Yeah, I opted to use a chunk size of 1 to avoid the posibility of passing text that's over the character limit (I think it's 250), do you have any suggestion about this?. Usually a sentence chunk size of 2-3 is fine. I normally go with 2. Its not an absolute that something over 250 characters will cause an issue, just more likely. 250 characters is quite a lot though. And its more to do with individual sentences breaching that. Its complicated, but Id say you should be ok with 2. If you see it complaining at the command prompt about the 250 character length, then that's actually the model complaining and not AllTalk. If you don't see it complaining then things are splitting down ok . There's no absolute way to split things down without it breaking the pronunciation etc.

About what I said regarding Whisper, it would provide a way to check for misspoken text, but it may be too much to ask and I don't know how complicated it would be to implement, but it did help me identify various issues more or less quickly. Potentially in future, but not immediately. I've just made a lot of changes to the code and I need to sit on that for a while and see if anything crops up before I dive into other things. So perhaps as a future possibility. Ill make a note of it.

One more thing, I was going through the Generated TTS List and noticed that everytime I regenerate a chunk the list jumps to the last page, I think that it shouldn't be the default behavior. Will see what I can do.. I hated that bit of code and was glad to see the back of it.... but ill see what I can do at some point!.

another issue I had it's when trying to generate audio in japanese, if I try generating a wav chunk it just doesn't show any progress in the terminal, and if I try streaming it says: Your system doesnt have a native Japanese character set Im guessing. In your Python environment, at the prompt do:

pip install cutlet>=0.3.0

pip install unidic-lite>=1.0.8

Or just git pull an update and install the requirements file again. And that should resolve it. As they are only small installs, like mb's, I've added them to the installer requirements files.

Suiyou commented 8 months ago

I know that the character limit is not actually rigid but I just wanted to get the least amount of errors, in fact using a size chunk of 2, the third chunk it generates for the current book I'm trying, throws that warning.
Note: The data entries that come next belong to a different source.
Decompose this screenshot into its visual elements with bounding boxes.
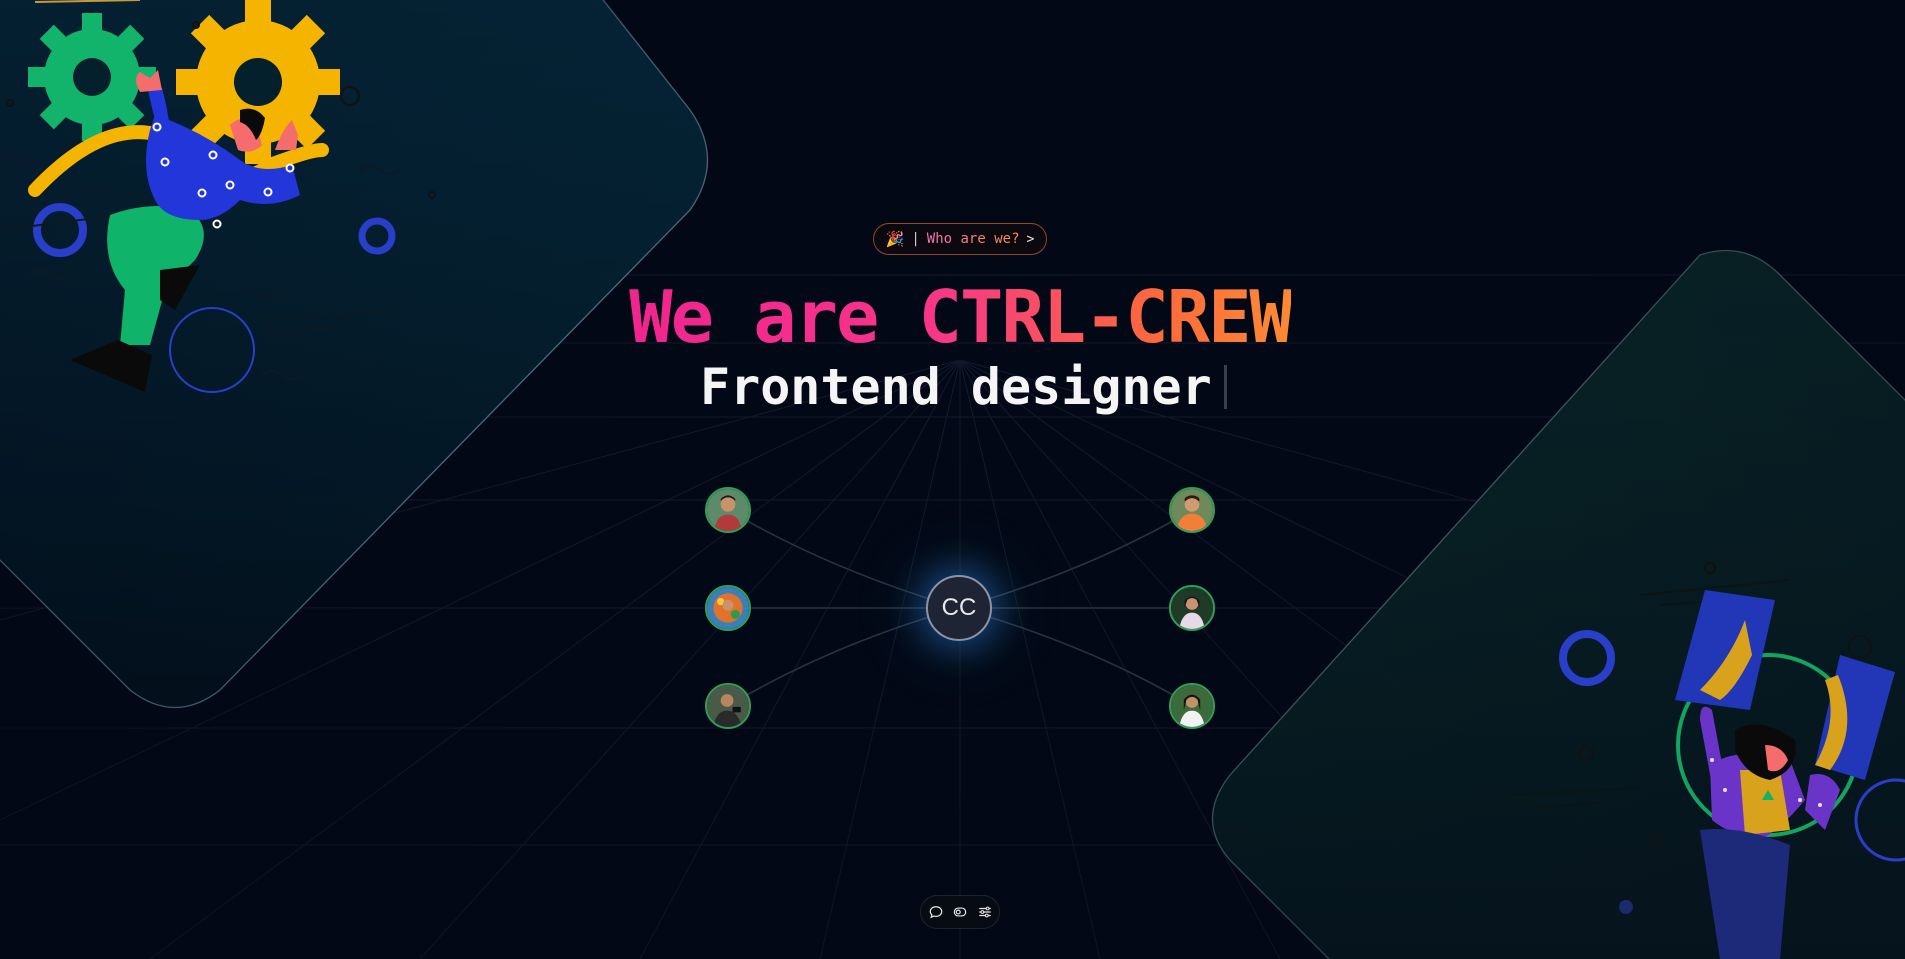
hero-title-text: We are CTRL-CREW: [629, 275, 1293, 359]
team-member-avatar-6[interactable]: [1169, 683, 1215, 729]
background-art: [0, 0, 1905, 959]
typing-cursor: [1223, 365, 1227, 409]
typed-role-text: Frontend designer: [700, 358, 1212, 416]
team-member-avatar-2[interactable]: [705, 585, 751, 631]
who-are-we-badge[interactable]: 🎉 | Who are we? >: [873, 223, 1047, 255]
typed-role: Frontend designer: [700, 352, 1227, 422]
hero-title: We are CTRL-CREW: [0, 272, 1905, 362]
bottom-dock: [920, 895, 1000, 929]
badge-divider: |: [911, 231, 920, 247]
eye-icon: [953, 907, 967, 917]
chat-button[interactable]: [926, 902, 946, 922]
sliders-icon: [978, 906, 991, 918]
team-member-avatar-5[interactable]: [1169, 585, 1215, 631]
party-popper-icon: 🎉: [885, 230, 905, 248]
chevron-right-icon: >: [1026, 231, 1035, 247]
team-member-avatar-1[interactable]: [705, 487, 751, 533]
settings-button[interactable]: [975, 902, 995, 922]
chat-icon: [929, 906, 942, 919]
team-hub-label: CC: [941, 594, 977, 621]
team-member-avatar-3[interactable]: [705, 683, 751, 729]
team-hub-node[interactable]: CC: [926, 575, 992, 641]
badge-label: Who are we?: [926, 231, 1020, 247]
view-toggle-button[interactable]: [950, 902, 970, 922]
team-member-avatar-4[interactable]: [1169, 487, 1215, 533]
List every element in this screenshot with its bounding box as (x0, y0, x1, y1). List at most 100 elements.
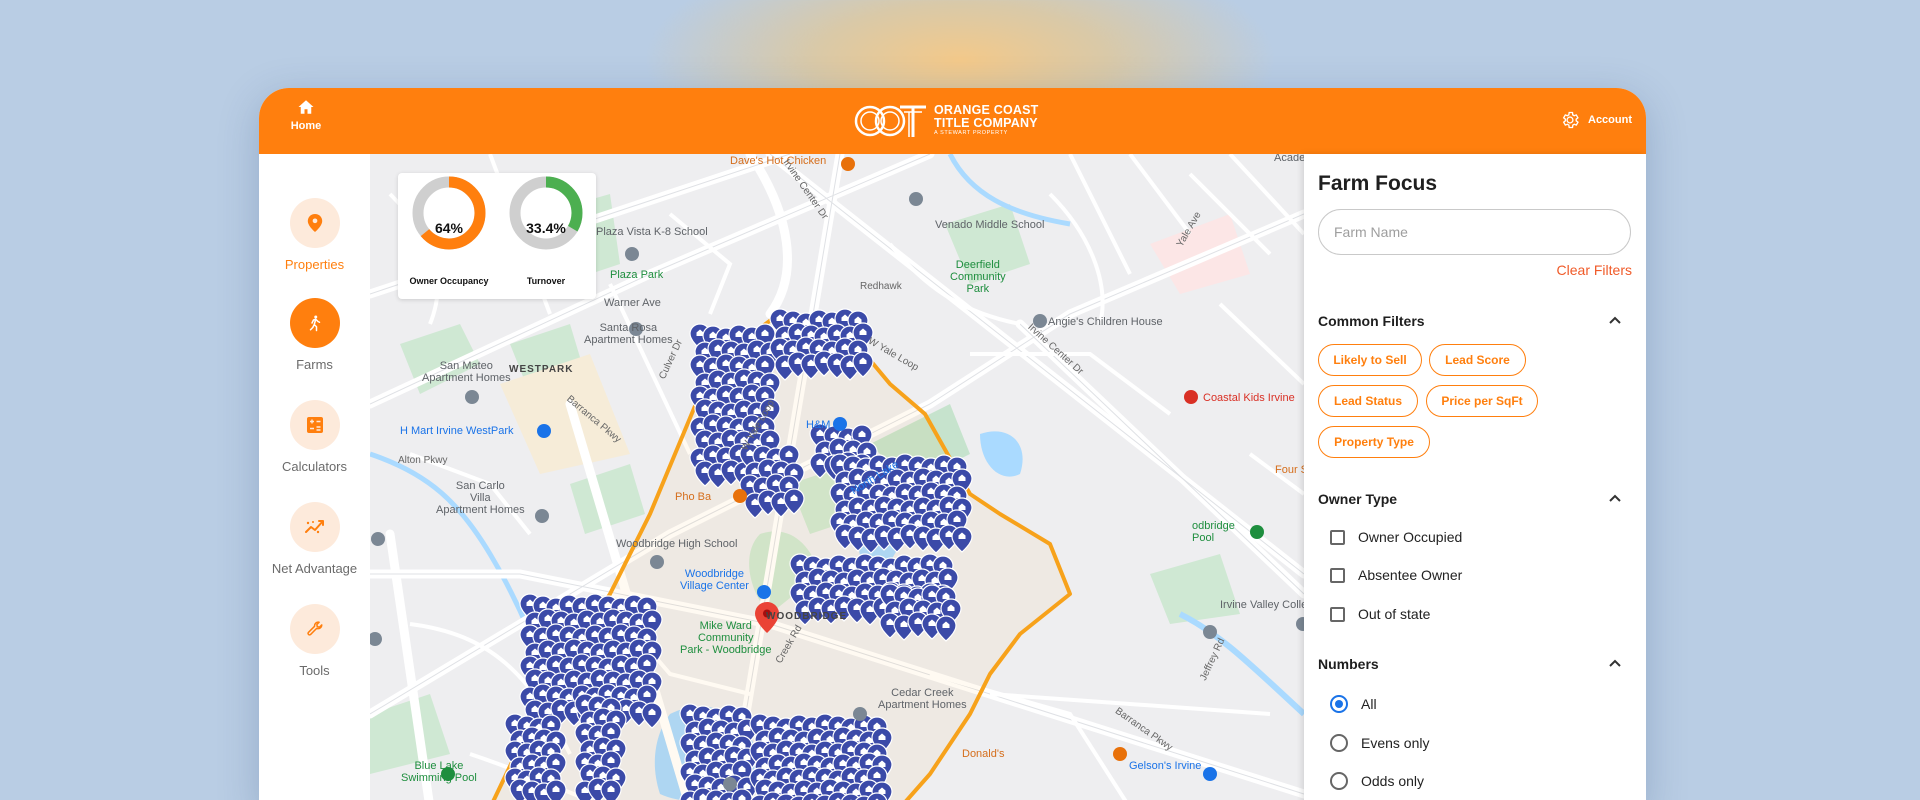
clear-filters-link[interactable]: Clear Filters (1557, 262, 1632, 278)
map-label: WESTPARK (509, 364, 574, 375)
map-label: Plaza Park (610, 269, 664, 281)
map-label: Woodbridge High School (616, 538, 738, 550)
account-label: Account (1588, 114, 1632, 126)
checkbox-box[interactable] (1330, 529, 1345, 545)
nav-icon-circle (289, 604, 340, 654)
sidebar-item-farms[interactable]: Farms (259, 298, 370, 372)
map-label: Venado Middle School (935, 219, 1045, 231)
turnover-value: 33.4% (526, 220, 566, 236)
filter-chip-lead-status[interactable]: Lead Status (1318, 385, 1418, 417)
gear-icon (1562, 111, 1579, 129)
radio-label: Odds only (1361, 773, 1425, 789)
sidebar-item-tools[interactable]: Tools (259, 604, 370, 678)
home-icon (298, 100, 314, 114)
checkbox-box[interactable] (1330, 567, 1345, 583)
nav-icon-circle (289, 400, 340, 450)
map-label: San Mateo Apartment Homes (422, 360, 511, 384)
owner-type-header[interactable]: Owner Type (1318, 491, 1397, 507)
map-label: Irvine Valley College (1220, 599, 1304, 611)
out-of-state-checkbox[interactable]: Out of state (1330, 606, 1430, 622)
checkbox-label: Owner Occupied (1358, 529, 1463, 545)
sidebar-item-net-advantage[interactable]: Net Advantage (259, 502, 370, 576)
turnover-label: Turnover (526, 276, 566, 286)
radio-button[interactable] (1330, 772, 1348, 790)
home-button[interactable]: Home (281, 98, 331, 144)
map-label: Dave's Hot Chicken (730, 155, 827, 167)
sidebar-item-label: Properties (284, 257, 345, 272)
map-label: Plaza Vista K-8 School (596, 226, 708, 238)
property-marker-pin (600, 779, 622, 800)
map-pin-icon (307, 214, 322, 232)
numbers-all-radio[interactable]: All (1330, 695, 1377, 713)
map-label: Warner Ave (604, 297, 661, 309)
property-marker-pin (545, 779, 567, 800)
sidebar-item-label: Farms (296, 357, 333, 372)
common-filters-header[interactable]: Common Filters (1318, 313, 1425, 329)
checkbox-box[interactable] (1330, 606, 1345, 622)
home-label: Home (290, 120, 322, 132)
numbers-header[interactable]: Numbers (1318, 656, 1379, 672)
numbers-odds-radio[interactable]: Odds only (1330, 772, 1424, 790)
nav-icon-circle (289, 298, 340, 348)
nav-icon-circle (289, 502, 340, 552)
map-label: Woodbridge Village Center (680, 568, 749, 592)
map-label: San Carlo Villa Apartment Homes (436, 480, 525, 516)
map-label: H Mart Irvine WestPark (400, 425, 514, 437)
absentee-owner-checkbox[interactable]: Absentee Owner (1330, 567, 1462, 583)
radio-button[interactable] (1330, 734, 1348, 752)
map-label: Alton Pkwy (398, 455, 448, 466)
sidebar-item-properties[interactable]: Properties (259, 198, 370, 272)
map-label: Angie's Children House (1048, 316, 1163, 328)
sidebar-item-label: Calculators (281, 459, 348, 474)
nav-icon-circle (289, 198, 340, 248)
map-label: Coastal Kids Irvine (1203, 392, 1295, 404)
chevron-up-icon[interactable] (1608, 657, 1622, 671)
logo-subtitle: A STEWART PROPERTY (934, 130, 1008, 136)
top-bar: Home ORANGE COAST TITLE COMPANY A STEWAR… (259, 88, 1646, 154)
map-label: Four Sea (1275, 464, 1304, 476)
panel-title: Farm Focus (1318, 172, 1438, 195)
map-label: Santa Rosa Apartment Homes (584, 322, 673, 346)
sidebar-item-label: Net Advantage (271, 561, 358, 576)
owner-occupancy-value: 64% (434, 220, 464, 236)
chevron-up-icon[interactable] (1608, 314, 1622, 328)
trend-chart-icon (304, 520, 324, 534)
sidebar-item-calculators[interactable]: Calculators (259, 400, 370, 474)
checkbox-label: Absentee Owner (1358, 567, 1463, 583)
app-window: Home ORANGE COAST TITLE COMPANY A STEWAR… (259, 88, 1646, 800)
chevron-up-icon[interactable] (1608, 492, 1622, 506)
radio-label: All (1361, 696, 1377, 712)
map-label: Cedar Creek Apartment Homes (878, 687, 967, 711)
logo-title: ORANGE COAST TITLE COMPANY (934, 103, 1039, 130)
account-button[interactable]: Account (1560, 110, 1632, 130)
map-label: odbridge Pool (1192, 520, 1235, 544)
wrench-icon (306, 621, 323, 636)
company-logo: ORANGE COAST TITLE COMPANY A STEWART PRO… (854, 101, 1044, 141)
filter-panel: Farm Focus Clear Filters Common Filters … (1304, 154, 1646, 800)
checkbox-label: Out of state (1358, 606, 1431, 622)
filter-chip-price-per-sqft[interactable]: Price per SqFt (1426, 385, 1538, 417)
map-view[interactable]: Dave's Hot Chicken Plaza Vista K-8 Schoo… (370, 154, 1304, 800)
radio-button[interactable] (1330, 695, 1348, 713)
map-label: Blue Lake Swimming Pool (401, 760, 477, 784)
logo-mark-icon (854, 105, 926, 137)
map-label: WOODBRIDGE (766, 611, 848, 622)
stats-card: 64% Owner Occupancy 33.4% Turnover (398, 173, 596, 299)
walking-person-icon (309, 315, 320, 332)
filter-chip-lead-score[interactable]: Lead Score (1429, 344, 1526, 376)
farm-name-input[interactable] (1318, 209, 1631, 255)
owner-occupied-checkbox[interactable]: Owner Occupied (1330, 529, 1462, 545)
map-label: Donald's (962, 748, 1005, 760)
calculator-icon (306, 417, 323, 433)
radio-label: Evens only (1361, 735, 1430, 751)
owner-occupancy-label: Owner Occupancy (409, 276, 489, 286)
sidebar-item-label: Tools (299, 663, 330, 678)
map-label: Gelson's Irvine (1129, 760, 1202, 772)
map-label: Deerfield Community Park (950, 259, 1006, 295)
map-label: Academy (1274, 154, 1304, 164)
map-label: Pho Ba (675, 491, 712, 503)
filter-chip-property-type[interactable]: Property Type (1318, 426, 1430, 458)
filter-chip-likely-to-sell[interactable]: Likely to Sell (1318, 344, 1422, 376)
sidebar: Properties Farms Calculators Net Advanta… (259, 154, 370, 800)
numbers-evens-radio[interactable]: Evens only (1330, 734, 1429, 752)
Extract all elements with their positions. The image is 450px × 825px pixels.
Well, nothing to do about it for now.

Potentially in future, but not immediately. I've just made a lot of changes to the code and I need to sit on that for a while and see if anything crops up before I dive into other things. So perhaps as a future possibility. Ill make a note of it.

Thanks, I just updated to the latest version, and it's currently running the same book to test it. So far it seems to be saving every file correctly.

Will see what I can do.. I hated that bit of code and was glad to see the back of it.... but ill see what I can do at some point!.

Sorry, just something I noticed while trying to fix the files.

I'll try what you suggested regarding japanese text. Thanks once again, bye.